From Engineering School to an Engineering Firm
By Trystin Moran, Engineering Tech
After earning my degree in December of 2019, I jumped headfirst into my first full-time engineering position at Morrison-Maierle. This was a moment I had been working toward for years and I was so ready for this next chapter. However, finding myself in the real world after graduation was both exciting and daunting.
Transitioning from the college lifestyle to a full-time career doesn’t have to be stressful, but it will require effort. Here are four things I have found that make the transition from student to full-time employee-owner smoother—and, a little advice about how to keep the mindset of a lifelong student!
One: Develop a Professional Network
Networking is deliberately building and maintaining relationships with other people to further your professional goals. Establishing a professional network is one of the most important things you can do to grow personally and professionally while advancing your career.
Start with creating a LinkedIn profile. LinkedIn is a professional networking platform, designed to help make connections, share experiences and expertise, and find relevant job openings.
Join local clubs, community organizations, or sports teams. These groups allow for collaboration and provide the opportunity to build your professional skills including leadership, teamwork, communication, and time management.
Montana Young Professionals is an organization committed to providing professionals, between the ages of 21-39, with career development, networking, and community engagement opportunities? There are Young Professional groups in all six Morrison-Maierle Montana office locations.
Two: Seek out a Mentor
Before pursuing a mentor, it is beneficial to set or re-evaluate your goals and understand where you want your career to go. Having a clear idea of what you want your career to look like will make it easier to find the right person to help plan the steps to get there.
Morrison-Maierle recently established its very own Mentorship Program! This resource is intended to promote personal and professional development, and cross-departmental collaborations, and aid in the advancement of individual employee-owners and of the overall company long-term. It may be beneficial to have different mentors for the various stages of your career. Reach out to coworkers who are where you would like to be in 1, 5, and 10-years. Mentors can be found within the workplace, community organizations, previous professors, or even within your family.
Three: Time Management
Effectively managing your time is essential for job performance. The better you manage your time, the easier it is to achieve your goals. During college, we lived life in discrete sections: semesters, various classes spread throughout the day, winter and summer breaks, etc. In the workplace, your days will need to be more structured.
I do my best when focusing on one task at a time. Morrison-Maierle is a successful company and I often work on several projects each day from different market groups. Trying to manage several tasks at once can decrease productivity. Creating a list of what you need to do each day ranked by priority is an effective way to tackle your workload one task at a time without feeling overwhelmed.
Maintain organized notes and create a daily schedule. Consider buying a day planner to keep track of project deadlines, meetings, and day-to-day tasks.

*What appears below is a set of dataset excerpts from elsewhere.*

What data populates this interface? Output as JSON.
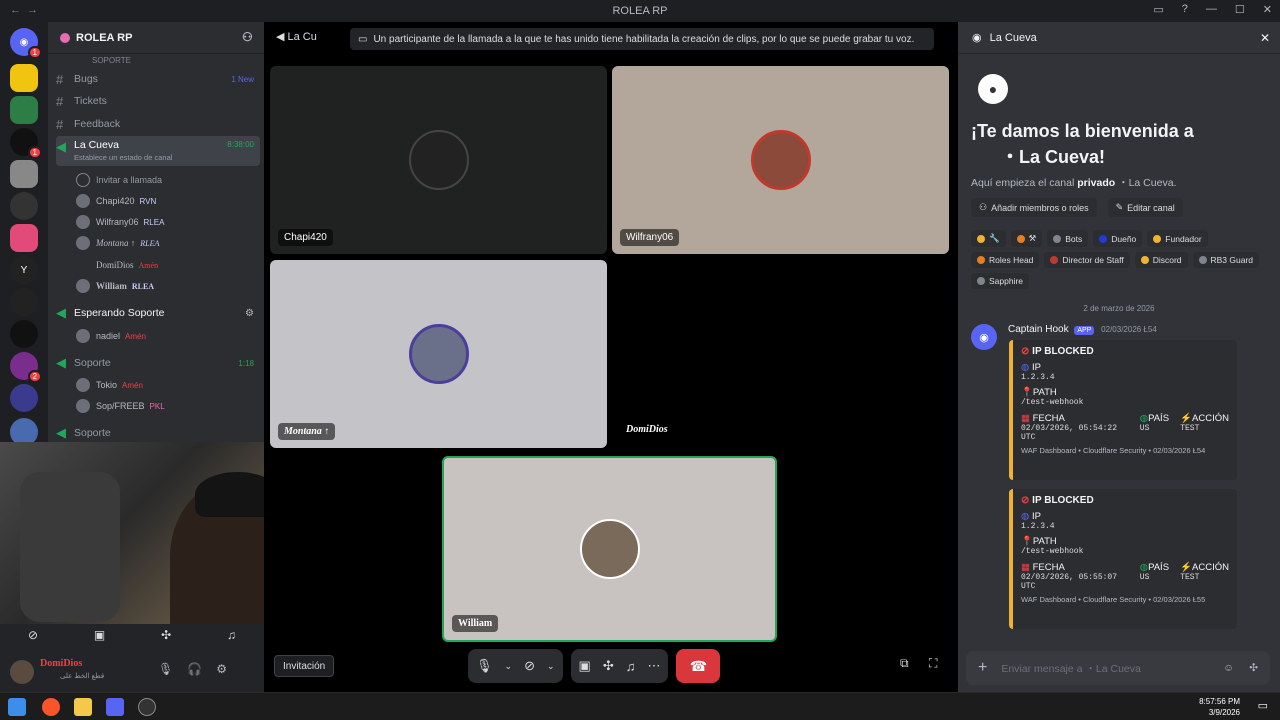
{
  "window": {
    "title": "ROLEA RP"
  },
  "server": {
    "name": "ROLEA RP"
  },
  "channels": {
    "section_label": "SOPORTE",
    "items": [
      {
        "label": "Bugs",
        "badge": "1 New"
      },
      {
        "label": "Tickets"
      },
      {
        "label": "Feedback"
      },
      {
        "label": "La Cueva",
        "time": "8:38:00",
        "status": "Establece un estado de canal"
      },
      {
        "label": "Invitar a llamada"
      }
    ],
    "members": [
      {
        "name": "Chapi420",
        "tag": "RVN"
      },
      {
        "name": "Wilfrany06",
        "tag": "RLEA"
      },
      {
        "name": "Montana ↑",
        "tag": "RLEA"
      },
      {
        "name": "DomiDios",
        "tag": "Amén"
      },
      {
        "name": "William",
        "tag": "RLEA"
      }
    ],
    "waiting": {
      "label": "Esperando Soporte",
      "member": "nadiel",
      "member_tag": "Amén"
    },
    "soporte1": {
      "label": "Soporte",
      "time": "1:18",
      "m1": "Tokio",
      "m1_tag": "Amén",
      "m2": "Sop/FREEB",
      "m2_tag": "PKL"
    },
    "soporte2": {
      "label": "Soporte"
    }
  },
  "user": {
    "name": "DomiDios",
    "status": "قطع الخط على"
  },
  "call": {
    "title": "La Cu",
    "notice": "Un participante de la llamada a la que te has unido tiene habilitada la creación de clips, por lo que se puede grabar tu voz.",
    "tiles": {
      "chapi": "Chapi420",
      "wilfrany": "Wilfrany06",
      "montana": "Montana ↑",
      "domidios": "DomiDios",
      "william": "William"
    },
    "invite": "Invitación"
  },
  "panel": {
    "header": "La Cueva",
    "welcome": "¡Te damos la bienvenida a",
    "welcome2": "・La Cueva!",
    "sub_pre": "Aquí empieza el canal ",
    "sub_bold": "privado",
    "sub_post": " ・La Cueva.",
    "add_members": "Añadir miembros o roles",
    "edit_channel": "Editar canal",
    "roles": [
      "Bots",
      "Dueño",
      "Fundador",
      "Roles Head",
      "Director de Staff",
      "Discord",
      "RB3 Guard",
      "Sapphire"
    ],
    "date_divider": "2 de marzo de 2026",
    "bot_name": "Captain Hook",
    "bot_tag": "APP",
    "bot_time": "02/03/2026 Ł54",
    "msg_placeholder": "Enviar mensaje a ・La Cueva"
  },
  "embeds": [
    {
      "title": "IP BLOCKED",
      "ip_label": "IP",
      "ip": "1.2.3.4",
      "path_label": "PATH",
      "path": "/test-webhook",
      "fecha_label": "FECHA",
      "fecha": "02/03/2026, 05:54:22 UTC",
      "pais_label": "PAÍS",
      "pais": "US",
      "accion_label": "ACCIÓN",
      "accion": "TEST",
      "footer": "WAF Dashboard • Cloudflare Security • 02/03/2026 Ł54"
    },
    {
      "title": "IP BLOCKED",
      "ip_label": "IP",
      "ip": "1.2.3.4",
      "path_label": "PATH",
      "path": "/test-webhook",
      "fecha_label": "FECHA",
      "fecha": "02/03/2026, 05:55:07 UTC",
      "pais_label": "PAÍS",
      "pais": "US",
      "accion_label": "ACCIÓN",
      "accion": "TEST",
      "footer": "WAF Dashboard • Cloudflare Security • 02/03/2026 Ł55"
    }
  ],
  "taskbar": {
    "time": "8:57:56 PM",
    "date": "3/9/2026"
  },
  "colors": {
    "accent": "#5865f2",
    "danger": "#da373c",
    "embed": "#f0b232",
    "active_green": "#23a55a"
  }
}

I recognize that mornings are my most productive time of day and take advantage of this by dedicating this time to my top priorities.
Four: Never Stop Being a Student
Self-growth is essential for us to live fulfilling lives and have a successful career. I worked several summers as a wildland firefighter and there is a common saying in that profession, “be a student of fire.” I quickly learned there were two classes of firefighters: those that were continually trying to improve their understanding of the human and physical dimensions of wildland fire and those that focused on maximizing their paycheck. While self-growth and monetary reward are not mutually exclusive, the students of fire were some of my first professional role models and I will maintain that attitude for the rest of my career.
Beyond trying to achieve maximum potential, learning keeps you relevant in today’s rapidly evolving world. Take advantage of personal and professional development opportunities within your organization and community.
At my graduation, the dean argued I’ve merely been taught how to think like an engineer, now I’m striving to be an engineer. Your education doesn’t end when you receive that diploma—it is just getting started!